Если раньше Питт недоумевал, как люди могут тонуть, теперь это ему было понятно. Ледяная вода пронизывала каждый дюйм его кожи миллионом иголок. Уши были заложены, а голова охвачена сплошной невыносимой болью. Наконец, ударившись коленями об основание скалы, он попытался встать на ноги, поднял голову и с благодарностью вдохнул чистый исландский воздух. И в этот момент, в этом самом месте он поклялся себе, что если когда-нибудь решит покончить жизнь самоубийством, то ни в коем случае не будет топиться.
Он вышел из воды на берег, то неся, то волоча Ханневелла, будто один пьяный тащил другого. Сделав несколько шагов по берегу, Питт опустил свою ношу на землю и стал проверять у него пульс и дыхание. И то, и другое было учащенным, но постоянным. Тут он взглянул на левую руку Ханневелла. Она целиком была изрешечена пулями в районе локтя. Питт снял с себя рубашку, оторвал оба рукава и крепко перевязал рану, чтобы остановить кровь, посадил Ханневелла, прислонив его спиной к скале, и поднял раненую руку повыше.
Ничего больше Питт не мог сделать для своего друга.
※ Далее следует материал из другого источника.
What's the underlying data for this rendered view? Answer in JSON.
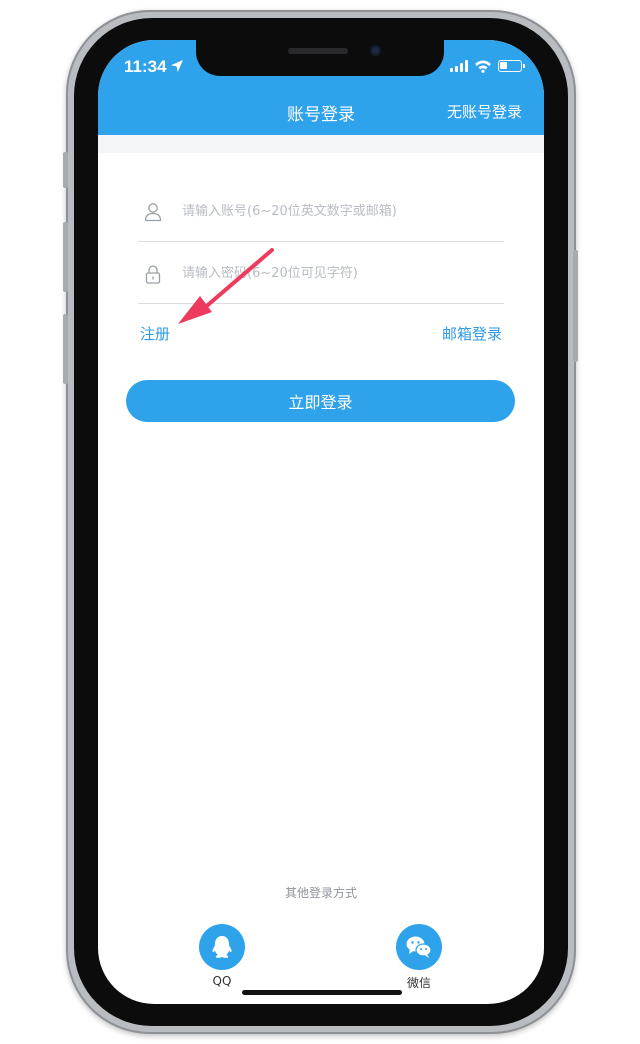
{
  "status_bar": {
    "time": "11:34",
    "battery_level": 0.35
  },
  "nav": {
    "title": "账号登录",
    "right_action": "无账号登录"
  },
  "form": {
    "account_placeholder": "请输入账号(6~20位英文数字或邮箱)",
    "password_placeholder": "请输入密码(6~20位可见字符)",
    "account_value": "",
    "password_value": ""
  },
  "links": {
    "register": "注册",
    "email_login": "邮箱登录"
  },
  "login_button": {
    "label": "立即登录"
  },
  "other_login": {
    "title": "其他登录方式",
    "qq_label": "QQ",
    "wechat_label": "微信"
  },
  "colors": {
    "accent": "#2fa2ec",
    "link": "#2f9be8",
    "annotation_arrow": "#ee3b5d"
  }
}
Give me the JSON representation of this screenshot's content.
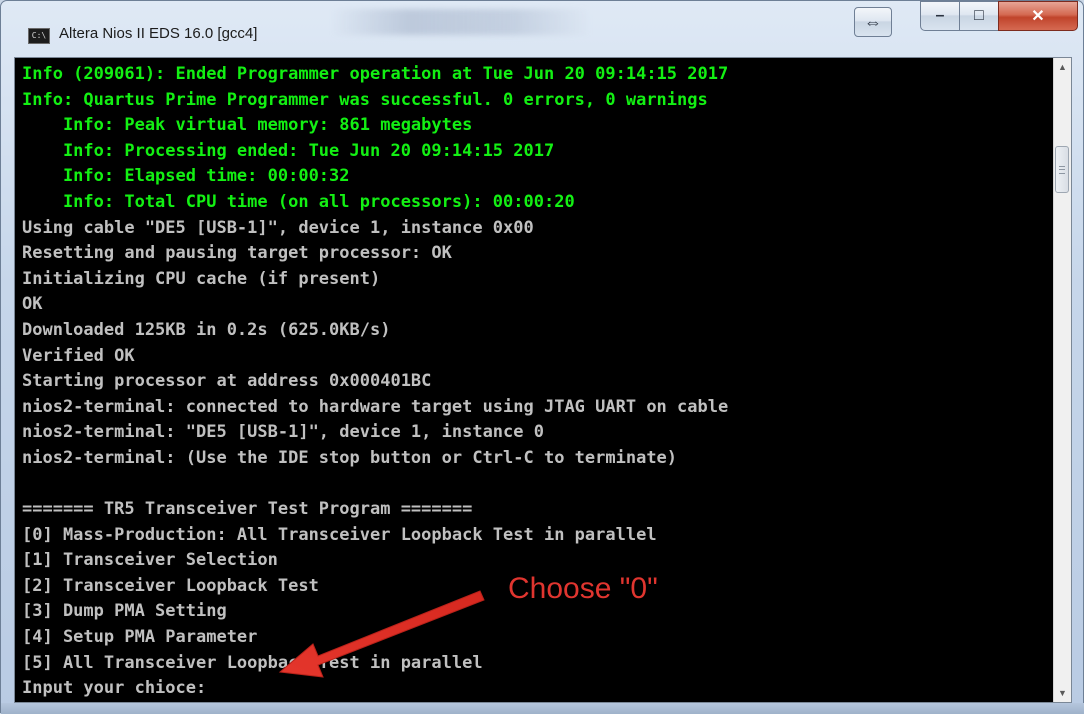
{
  "window": {
    "title": "Altera Nios II EDS 16.0 [gcc4]",
    "icon_text": "C:\\",
    "buttons": {
      "snap_icon": "⇔",
      "minimize_icon": "–",
      "maximize_icon": "□",
      "close_icon": "✕"
    }
  },
  "console": {
    "lines": [
      {
        "text": "Info (209061): Ended Programmer operation at Tue Jun 20 09:14:15 2017",
        "color": "green"
      },
      {
        "text": "Info: Quartus Prime Programmer was successful. 0 errors, 0 warnings",
        "color": "green"
      },
      {
        "text": "    Info: Peak virtual memory: 861 megabytes",
        "color": "green"
      },
      {
        "text": "    Info: Processing ended: Tue Jun 20 09:14:15 2017",
        "color": "green"
      },
      {
        "text": "    Info: Elapsed time: 00:00:32",
        "color": "green"
      },
      {
        "text": "    Info: Total CPU time (on all processors): 00:00:20",
        "color": "green"
      },
      {
        "text": "Using cable \"DE5 [USB-1]\", device 1, instance 0x00",
        "color": "gray"
      },
      {
        "text": "Resetting and pausing target processor: OK",
        "color": "gray"
      },
      {
        "text": "Initializing CPU cache (if present)",
        "color": "gray"
      },
      {
        "text": "OK",
        "color": "gray"
      },
      {
        "text": "Downloaded 125KB in 0.2s (625.0KB/s)",
        "color": "gray"
      },
      {
        "text": "Verified OK",
        "color": "gray"
      },
      {
        "text": "Starting processor at address 0x000401BC",
        "color": "gray"
      },
      {
        "text": "nios2-terminal: connected to hardware target using JTAG UART on cable",
        "color": "gray"
      },
      {
        "text": "nios2-terminal: \"DE5 [USB-1]\", device 1, instance 0",
        "color": "gray"
      },
      {
        "text": "nios2-terminal: (Use the IDE stop button or Ctrl-C to terminate)",
        "color": "gray"
      },
      {
        "text": "",
        "color": "gray"
      },
      {
        "text": "======= TR5 Transceiver Test Program =======",
        "color": "gray"
      },
      {
        "text": "[0] Mass-Production: All Transceiver Loopback Test in parallel",
        "color": "gray"
      },
      {
        "text": "[1] Transceiver Selection",
        "color": "gray"
      },
      {
        "text": "[2] Transceiver Loopback Test",
        "color": "gray"
      },
      {
        "text": "[3] Dump PMA Setting",
        "color": "gray"
      },
      {
        "text": "[4] Setup PMA Parameter",
        "color": "gray"
      },
      {
        "text": "[5] All Transceiver Loopback Test in parallel",
        "color": "gray"
      },
      {
        "text": "Input your chioce:",
        "color": "gray"
      }
    ],
    "colors": {
      "green": "#13f013",
      "gray": "#c0c0c0",
      "background": "#000000"
    }
  },
  "scrollbar": {
    "up_icon": "▲",
    "down_icon": "▼"
  },
  "annotation": {
    "text": "Choose \"0\"",
    "color": "#e0352f"
  }
}
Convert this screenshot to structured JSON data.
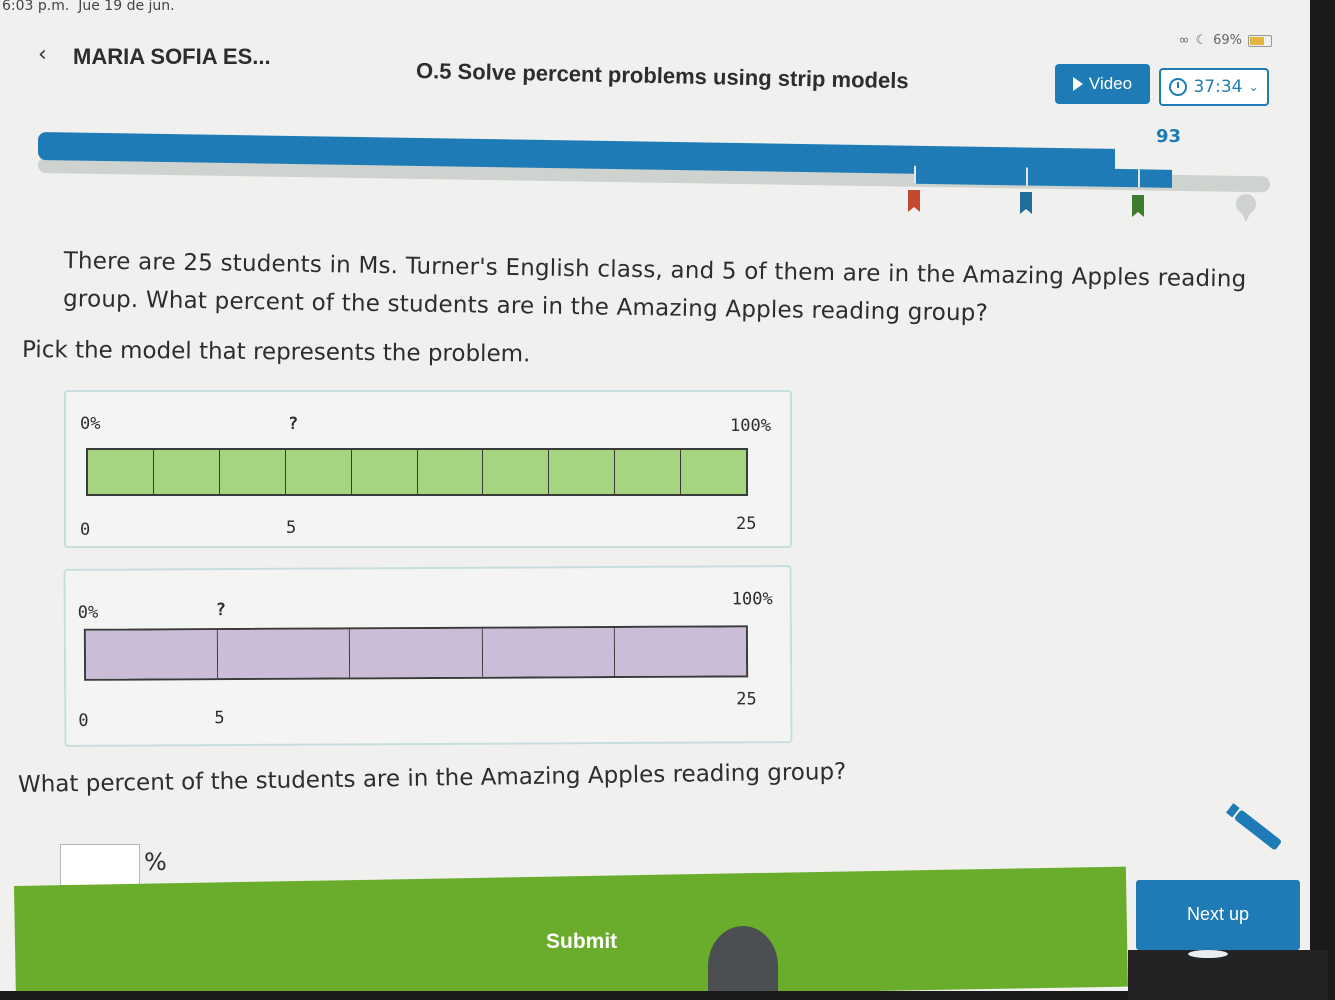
{
  "status": {
    "time": "6:03 p.m.",
    "date": "Jue 19 de jun.",
    "battery": "69%"
  },
  "header": {
    "back_icon": "chevron-left-icon",
    "student_name": "MARIA SOFIA ES...",
    "skill_title": "O.5 Solve percent problems using strip models",
    "video_label": "Video",
    "timer": "37:34",
    "score": "93"
  },
  "progress": {
    "score_value": 93,
    "fill_fraction": 0.93
  },
  "question": {
    "text": "There are 25 students in Ms. Turner's English class, and 5 of them are in the Amazing Apples reading group. What percent of the students are in the Amazing Apples reading group?",
    "instruction": "Pick the model that represents the problem."
  },
  "options": [
    {
      "top_left": "0%",
      "top_mid": "?",
      "top_right": "100%",
      "bottom_left": "0",
      "bottom_mid": "5",
      "bottom_right": "25",
      "cells": 10,
      "color": "#a7d47e"
    },
    {
      "top_left": "0%",
      "top_mid": "?",
      "top_right": "100%",
      "bottom_left": "0",
      "bottom_mid": "5",
      "bottom_right": "25",
      "cells": 5,
      "color": "#cbbdd8"
    }
  ],
  "answer": {
    "prompt": "What percent of the students are in the Amazing Apples reading group?",
    "value": "",
    "suffix": "%"
  },
  "buttons": {
    "submit": "Submit",
    "next": "Next up"
  },
  "colors": {
    "accent": "#1f7bb5",
    "submit": "#6aad2c"
  }
}
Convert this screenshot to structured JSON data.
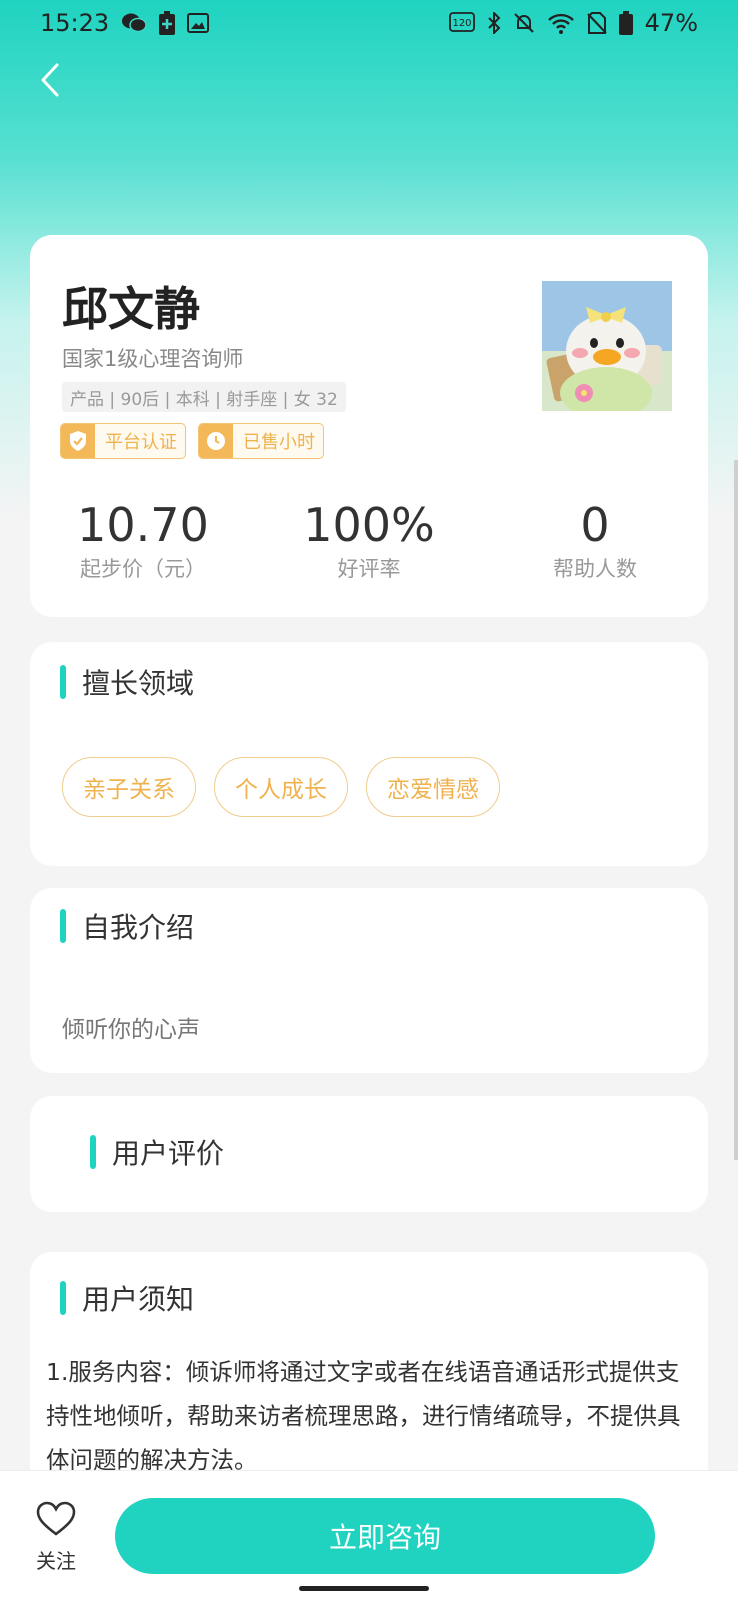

Он лег на камни и, расслабившись, насколько позволяла боль в теле, закрыл глаза, отключившись от созерцания великолепного арктического неба с пробегавшими по нему редкими облаками.
Питт находился в бессознательном состоянии несколько часов. И вдруг почувствовал какую-то тревогу. Он открыл глаза: небо и облака были такими же, но что-то изменилось. Достаточно было секунды, чтобы Питт понял, что перед ним стоят пятеро ребятишек. Они без страха разглядывали Питта и Ханневелла.
Питт, приподнявшись на локте, изобразил улыбку:
— Доброе утро, ребята! Рано вы поднялись, верно?
Не понимая ни слова, младшие уставились на старшего, а тот, поколебавшись несколько мгновений, сказал подбирая слова:
— Мы тут с сестрами и братьями пасли корову отца на лугу за скалами. Мы видели ваш… — Он сделал паузу.
— Вертолет?
— Да, именно. — Его лицо засветилось. — Вер-то-лет. Мы видели — ваш вертолет лежит в океане.
Его чистое скандинавское лицо окрасил румянец.
— Извините, сэр, мой английский, он такой неважный.
— Нет, нет… — мягко сказал Питт. — Это мне следует стыдиться. Ты говоришь по-английски, как профессор из Оксфорда, тогда как я не могу вымолвить по-исландски и двух слов.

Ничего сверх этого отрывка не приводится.